Una tarde vi su respuesta, me dejó su núm. de telf.
con una simpática nota. Decidí llamarla
y quedamos en que pasaría a buscarla ese mismo día a las 7 de la noche. Llevaba
un jean ajustado, un sweater color rosa, una gorra negra, sus zapatos eran
deportivos. Me sonrió y me sentí diferente (no sabría cómo explicarlo). En su
sonrisa había calidez. Subimos al coche y le comenté a donde pensaba llevarla.
Me habló de su país, y siempre que volteaba a verla, sonreía. La invité a
comer y cenamos frente a la playa.

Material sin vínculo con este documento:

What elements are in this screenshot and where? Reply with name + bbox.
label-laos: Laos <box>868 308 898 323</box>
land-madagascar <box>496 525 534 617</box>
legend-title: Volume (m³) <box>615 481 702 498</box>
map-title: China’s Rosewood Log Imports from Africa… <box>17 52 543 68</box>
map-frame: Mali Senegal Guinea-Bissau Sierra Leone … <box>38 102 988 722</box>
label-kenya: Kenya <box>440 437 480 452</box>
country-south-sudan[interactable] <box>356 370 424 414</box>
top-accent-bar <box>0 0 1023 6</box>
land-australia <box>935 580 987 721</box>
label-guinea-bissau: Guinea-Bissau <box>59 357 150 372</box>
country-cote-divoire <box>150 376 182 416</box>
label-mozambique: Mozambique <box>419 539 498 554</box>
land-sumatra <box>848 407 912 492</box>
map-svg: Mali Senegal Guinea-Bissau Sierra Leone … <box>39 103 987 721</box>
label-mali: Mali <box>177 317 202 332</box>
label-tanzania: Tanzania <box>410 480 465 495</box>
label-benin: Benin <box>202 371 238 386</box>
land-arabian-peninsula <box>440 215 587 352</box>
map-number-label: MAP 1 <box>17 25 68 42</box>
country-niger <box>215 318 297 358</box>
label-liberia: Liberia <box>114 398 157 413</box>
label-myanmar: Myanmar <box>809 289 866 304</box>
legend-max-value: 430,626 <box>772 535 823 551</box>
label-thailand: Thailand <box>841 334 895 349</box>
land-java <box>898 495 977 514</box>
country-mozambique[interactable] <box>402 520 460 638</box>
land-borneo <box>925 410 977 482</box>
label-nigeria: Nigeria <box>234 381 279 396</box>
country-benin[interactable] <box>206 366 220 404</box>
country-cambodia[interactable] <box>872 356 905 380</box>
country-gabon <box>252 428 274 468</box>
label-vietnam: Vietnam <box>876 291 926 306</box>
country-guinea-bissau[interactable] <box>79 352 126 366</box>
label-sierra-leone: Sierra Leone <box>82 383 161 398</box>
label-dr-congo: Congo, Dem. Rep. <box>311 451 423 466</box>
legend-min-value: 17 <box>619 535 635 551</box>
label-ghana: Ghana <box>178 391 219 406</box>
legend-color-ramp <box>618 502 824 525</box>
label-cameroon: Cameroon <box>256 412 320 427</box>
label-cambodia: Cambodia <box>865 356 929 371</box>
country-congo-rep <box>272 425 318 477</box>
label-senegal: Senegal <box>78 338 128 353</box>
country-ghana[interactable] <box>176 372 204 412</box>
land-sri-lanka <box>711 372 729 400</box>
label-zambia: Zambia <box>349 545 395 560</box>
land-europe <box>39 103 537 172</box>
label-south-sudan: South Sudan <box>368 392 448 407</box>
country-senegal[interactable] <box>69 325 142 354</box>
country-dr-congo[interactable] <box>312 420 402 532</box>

La volví a mirar y ya no pude resistirme… la
besé.
Sus labios eran cálidos, suaves y adictivos. Cada
vez que intentaba dejar de besarla, algo me impulsaba a seguir. Fuimos a otros
sitios, otras personas, otros besos y mi cuerpo empezaba a pedirme más. Ella correspondía
a mis besos y cada vez mejor. “Me gusta y no sé por qué… su ingenuidad me
atrapa, su sonrisa me conquista y sus besos me excitan”. Decidí llevarla a un
lugar especial, necesitaba saber si era para mí o simplemente era un espejismo.

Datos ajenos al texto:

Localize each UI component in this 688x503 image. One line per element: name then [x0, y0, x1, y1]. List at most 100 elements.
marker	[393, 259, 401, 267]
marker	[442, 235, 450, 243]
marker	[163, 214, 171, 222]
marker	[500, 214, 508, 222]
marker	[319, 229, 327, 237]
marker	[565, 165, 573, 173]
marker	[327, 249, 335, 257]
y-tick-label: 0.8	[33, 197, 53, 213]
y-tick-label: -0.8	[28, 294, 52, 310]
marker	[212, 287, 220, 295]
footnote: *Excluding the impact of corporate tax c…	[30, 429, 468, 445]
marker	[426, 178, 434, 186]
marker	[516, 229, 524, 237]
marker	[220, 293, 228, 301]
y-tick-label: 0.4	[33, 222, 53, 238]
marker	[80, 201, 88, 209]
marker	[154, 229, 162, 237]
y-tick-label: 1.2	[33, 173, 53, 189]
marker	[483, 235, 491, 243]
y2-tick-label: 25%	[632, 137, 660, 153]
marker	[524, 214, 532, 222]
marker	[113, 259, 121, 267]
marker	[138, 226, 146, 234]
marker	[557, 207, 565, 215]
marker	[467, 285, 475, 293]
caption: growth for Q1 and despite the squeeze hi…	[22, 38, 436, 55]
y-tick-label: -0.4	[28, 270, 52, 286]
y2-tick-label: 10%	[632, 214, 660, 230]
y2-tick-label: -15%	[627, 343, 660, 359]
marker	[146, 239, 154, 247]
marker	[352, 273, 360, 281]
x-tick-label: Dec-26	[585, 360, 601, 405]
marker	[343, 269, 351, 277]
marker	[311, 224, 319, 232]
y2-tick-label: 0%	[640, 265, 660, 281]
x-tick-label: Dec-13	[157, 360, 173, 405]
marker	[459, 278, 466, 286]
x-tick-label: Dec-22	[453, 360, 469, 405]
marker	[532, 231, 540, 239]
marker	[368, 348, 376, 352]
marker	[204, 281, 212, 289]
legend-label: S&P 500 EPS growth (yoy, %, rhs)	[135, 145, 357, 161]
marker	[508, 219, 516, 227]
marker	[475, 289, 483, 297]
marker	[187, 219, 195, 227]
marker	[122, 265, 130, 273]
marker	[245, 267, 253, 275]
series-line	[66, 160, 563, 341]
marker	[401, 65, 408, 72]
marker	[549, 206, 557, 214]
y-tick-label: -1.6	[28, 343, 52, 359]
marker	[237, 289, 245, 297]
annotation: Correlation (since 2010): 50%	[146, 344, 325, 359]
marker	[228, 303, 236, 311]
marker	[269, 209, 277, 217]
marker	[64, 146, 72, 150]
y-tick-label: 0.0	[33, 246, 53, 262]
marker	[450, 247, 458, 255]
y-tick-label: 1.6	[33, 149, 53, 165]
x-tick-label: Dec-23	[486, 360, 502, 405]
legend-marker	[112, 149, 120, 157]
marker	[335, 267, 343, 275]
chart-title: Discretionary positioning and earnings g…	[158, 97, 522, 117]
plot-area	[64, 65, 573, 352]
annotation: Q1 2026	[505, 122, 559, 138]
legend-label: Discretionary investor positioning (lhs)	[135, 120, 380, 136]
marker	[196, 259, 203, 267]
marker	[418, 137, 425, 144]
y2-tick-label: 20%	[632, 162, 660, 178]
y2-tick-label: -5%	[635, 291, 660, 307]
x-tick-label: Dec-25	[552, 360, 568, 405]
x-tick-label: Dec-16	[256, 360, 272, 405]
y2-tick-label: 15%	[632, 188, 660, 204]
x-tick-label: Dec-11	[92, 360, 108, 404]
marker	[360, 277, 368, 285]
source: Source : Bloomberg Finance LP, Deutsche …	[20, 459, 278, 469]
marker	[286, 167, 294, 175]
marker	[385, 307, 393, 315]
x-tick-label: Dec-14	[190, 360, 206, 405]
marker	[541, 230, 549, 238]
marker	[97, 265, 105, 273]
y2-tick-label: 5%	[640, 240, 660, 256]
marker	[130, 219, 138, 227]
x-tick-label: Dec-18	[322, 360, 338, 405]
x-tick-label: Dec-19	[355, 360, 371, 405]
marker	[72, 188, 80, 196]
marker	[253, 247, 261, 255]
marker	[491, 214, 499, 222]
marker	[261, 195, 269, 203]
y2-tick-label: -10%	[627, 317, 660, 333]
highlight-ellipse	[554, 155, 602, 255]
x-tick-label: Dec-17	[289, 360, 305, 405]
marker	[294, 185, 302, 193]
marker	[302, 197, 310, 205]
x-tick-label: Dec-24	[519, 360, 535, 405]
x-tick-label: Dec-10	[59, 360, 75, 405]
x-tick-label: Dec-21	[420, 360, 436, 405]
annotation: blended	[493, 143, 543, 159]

Era un hermoso mirador en lo alto de la colina. Era de noche y a pesar de estar
asustada confió en mí. Con su respiración forzada exclamó satisfacción
al llegar a la cúspide, esperé hasta que pudo hablar con normalidad y la besé de
nuevo.
Mis manos recorrieron su espalda, estaba caliente a
pesar de la baja temperatura que hay en abril. Tenía ganas de hacerla mía
ahí mismo, así que acerqué mi entrepierna a la suya y sentí como mi deseo
aumentaba, mis dedos jugaban dentro en su camiseta para tocar su pecho y fue
cuando ella me dijo “detente”. No quise prestar atención, estaba demasiado
embriagado y la erección no me ponía las cosas sencillas. En un momento de
fuerza ella apartó mis manos y dijo tajantemente “no quiero”. He de confesar
que no me gustó, pero no me enfadé. Ella pidió irnos y así lo hicimos, tenía
pensado llevarla a casa, para que estuviésemos más relajados.

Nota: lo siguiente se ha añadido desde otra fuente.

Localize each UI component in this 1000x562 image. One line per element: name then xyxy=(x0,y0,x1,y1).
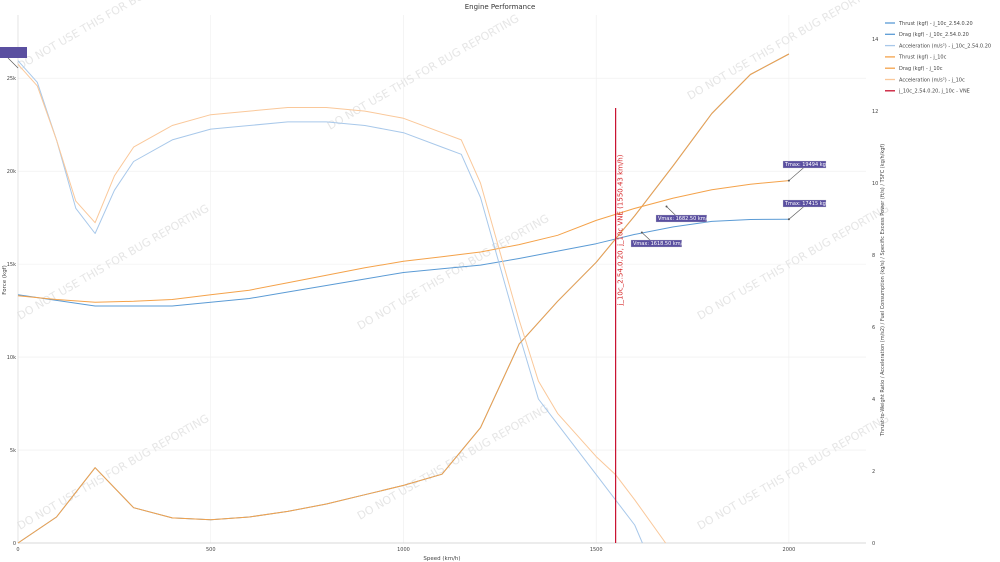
chart-title: Engine Performance xyxy=(465,3,536,11)
y-axis-label: Force (kgf) xyxy=(2,265,8,295)
legend-item-label: Thrust (kgf) - j_10c xyxy=(898,55,947,61)
y-tick-label: 25k xyxy=(7,76,16,82)
watermark-text: DO NOT USE THIS FOR BUG REPORTING xyxy=(15,0,211,73)
annotation-point xyxy=(665,205,668,208)
grid xyxy=(18,15,866,543)
series-layer xyxy=(17,53,790,544)
annotation-point xyxy=(787,218,790,221)
y2-tick-label: 14 xyxy=(872,37,878,43)
annotation-box xyxy=(630,239,682,248)
watermark-text: DO NOT USE THIS FOR BUG REPORTING xyxy=(695,412,891,533)
y2-tick-label: 10 xyxy=(872,181,878,187)
watermark-text: DO NOT USE THIS FOR BUG REPORTING xyxy=(695,202,891,323)
y2-tick-label: 4 xyxy=(872,397,875,403)
annotation-text: Tmax: 17415 kgf xyxy=(784,201,828,207)
series-line xyxy=(17,53,790,544)
series-line xyxy=(17,218,789,307)
annotation-arrow xyxy=(788,205,805,220)
legend-item-label: j_10c_2.54.0.20, j_10c - VNE xyxy=(898,89,970,95)
watermark-text: DO NOT USE THIS FOR BUG REPORTING xyxy=(325,12,521,133)
y2-tick-label: 8 xyxy=(872,253,875,259)
watermark-text: DO NOT USE THIS FOR BUG REPORTING xyxy=(685,0,881,103)
annotations-layer: Tmax: 19494 kgf Tmax: 17415 kgf Vmax: 1682… xyxy=(0,47,828,306)
watermark-layer: DO NOT USE THIS FOR BUG REPORTING DO NOT … xyxy=(15,0,891,533)
x-tick-label: 2000 xyxy=(783,547,796,553)
legend-item-label: Acceleration (m/s²) - j_10c_2.54.0.20 xyxy=(899,43,991,49)
annotation-arrow xyxy=(7,57,19,69)
series-line xyxy=(17,63,667,544)
annotation-arrow xyxy=(788,166,805,181)
y-tick-label: 10k xyxy=(7,355,16,361)
annotation-text: Vmax: 1618.50 km/h xyxy=(633,241,685,247)
legend-item-label: Drag (kgf) - j_10c_2.54.0.20 xyxy=(899,32,969,38)
watermark-text: DO NOT USE THIS FOR BUG REPORTING xyxy=(355,402,551,523)
x-tick-label: 1000 xyxy=(397,547,410,553)
y-tick-label: 5k xyxy=(10,448,16,454)
y2-tick-label: 2 xyxy=(872,469,875,475)
series-line xyxy=(17,60,643,544)
x-axis-label: Speed (km/h) xyxy=(423,556,460,562)
y2-tick-label: 12 xyxy=(872,109,878,115)
y2-tick-label: 6 xyxy=(872,325,875,331)
series-line xyxy=(17,180,789,303)
annotation-point xyxy=(640,231,643,234)
annotation-text: Vmax: 1682.50 km/h xyxy=(658,216,710,222)
vne-label: j_10c_2.54.0.20, j_10c VNE (1550.43 km/h… xyxy=(617,154,625,306)
legend-item-label: Thrust (kgf) - j_10c_2.54.0.20 xyxy=(898,21,973,27)
watermark-text: DO NOT USE THIS FOR BUG REPORTING xyxy=(15,202,211,323)
watermark-text: DO NOT USE THIS FOR BUG REPORTING xyxy=(15,412,211,533)
y-tick-label: 0 xyxy=(13,541,16,547)
legend-item-label: Acceleration (m/s²) - j_10c xyxy=(899,77,965,83)
annotation-text: Tmax: 19494 kgf xyxy=(784,162,828,168)
annotation-box xyxy=(782,160,827,169)
annotation-point xyxy=(787,179,790,182)
y-tick-label: 15k xyxy=(7,262,16,268)
annotation-box xyxy=(0,47,27,58)
y-tick-label: 20k xyxy=(7,169,16,175)
x-tick-label: 500 xyxy=(206,547,216,553)
y2-axis-label: Thrust-to-Weight Ratio / Acceleration (m… xyxy=(880,144,886,437)
axes: 0 500 1000 1500 2000 0 5k 10k 15k 20k 25k 0 2 4 6 8 10 12… xyxy=(7,15,878,553)
x-tick-label: 1500 xyxy=(590,547,603,553)
x-tick-label: 0 xyxy=(16,547,19,553)
annotation-box xyxy=(782,199,827,208)
watermark-text: DO NOT USE THIS FOR BUG REPORTING xyxy=(355,212,551,333)
annotation-box xyxy=(655,214,707,223)
legend-item-label: Drag (kgf) - j_10c xyxy=(899,66,943,72)
y2-tick-label: 0 xyxy=(872,541,875,547)
legend: Thrust (kgf) - j_10c_2.54.0.20 Drag (kgf)… xyxy=(885,21,991,95)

Bajando la colina tropecé y me caí… a ella le pareció
gracioso. No paraba de reír, parecía una ebria, una histérica, balbuceaba
disculpas pero era incapaz de parar. Mi erección desapareció y el placer de
besarla se transformó en algo que hacia ebullir mi sangre. Caminé hacia ella y
le di un golpe en el rostro, con toda mi fuerza. Cayó en el piso y tardó un
poco en reaccionar. Empecé a reírme al ver que parecía un animal que no puede
levantarse tras su llegada al mundo. Comenzó a gemir y a llorar, tirada en el
suelo preguntó “¿por qué?”, ahora quien no paraba de reír era yo. Le quité ese ridículo
gorro y la sujeté del cabello. Sin dejar de carcajear le di bofetadas y aunque interponía
sus manos poco le valieron. La solté y me alejé para tomar aire. Ella lloraba e
intentaba ponerse de pie. Cuando por fin pudo hacerlo la volví a tomar del
cabello y le di un fuerte golpe en el estómago. Ahora estaba lleno de ira y lo único
que quería era deshacerme de ella. La hice caminar unos metros y la lleve
contra las piedras, el golpe se escuchó con mucha fuerza y supe que se había
lastimado. Sentí un fuerte impulso por patearla, así que lo hice. Ya no habían
palabras en su boca, solo quejidos.
“Habrías sido mi reina si no te hubieses
burlado de mí. Jamás volveré a confiar en una sonrisa. Tú y solo tú eres la
culpable de lo que hoy estoy haciendo”... Dejé de hablar y de patearla, ya
estaba cansado y ella ya no emitía sonido alguno. Cerca de donde estábamos había
un acantilado desde donde se veían unas rocas inmensas que le hacían fuerte al
enfurecido mar. Me dio rabia arrastrar su cuerpo todavía caliente hasta aquel
sitio. Amé y odié sus besos, su sonrisa y su cálida voz.
Jamás me había enamorado hasta ese día. Su sweater
rosado se quedó enganchado en las rocas… me aleje con normalidad y fui hasta mi
coche. “Adiós mi amor” fue lo único que dije.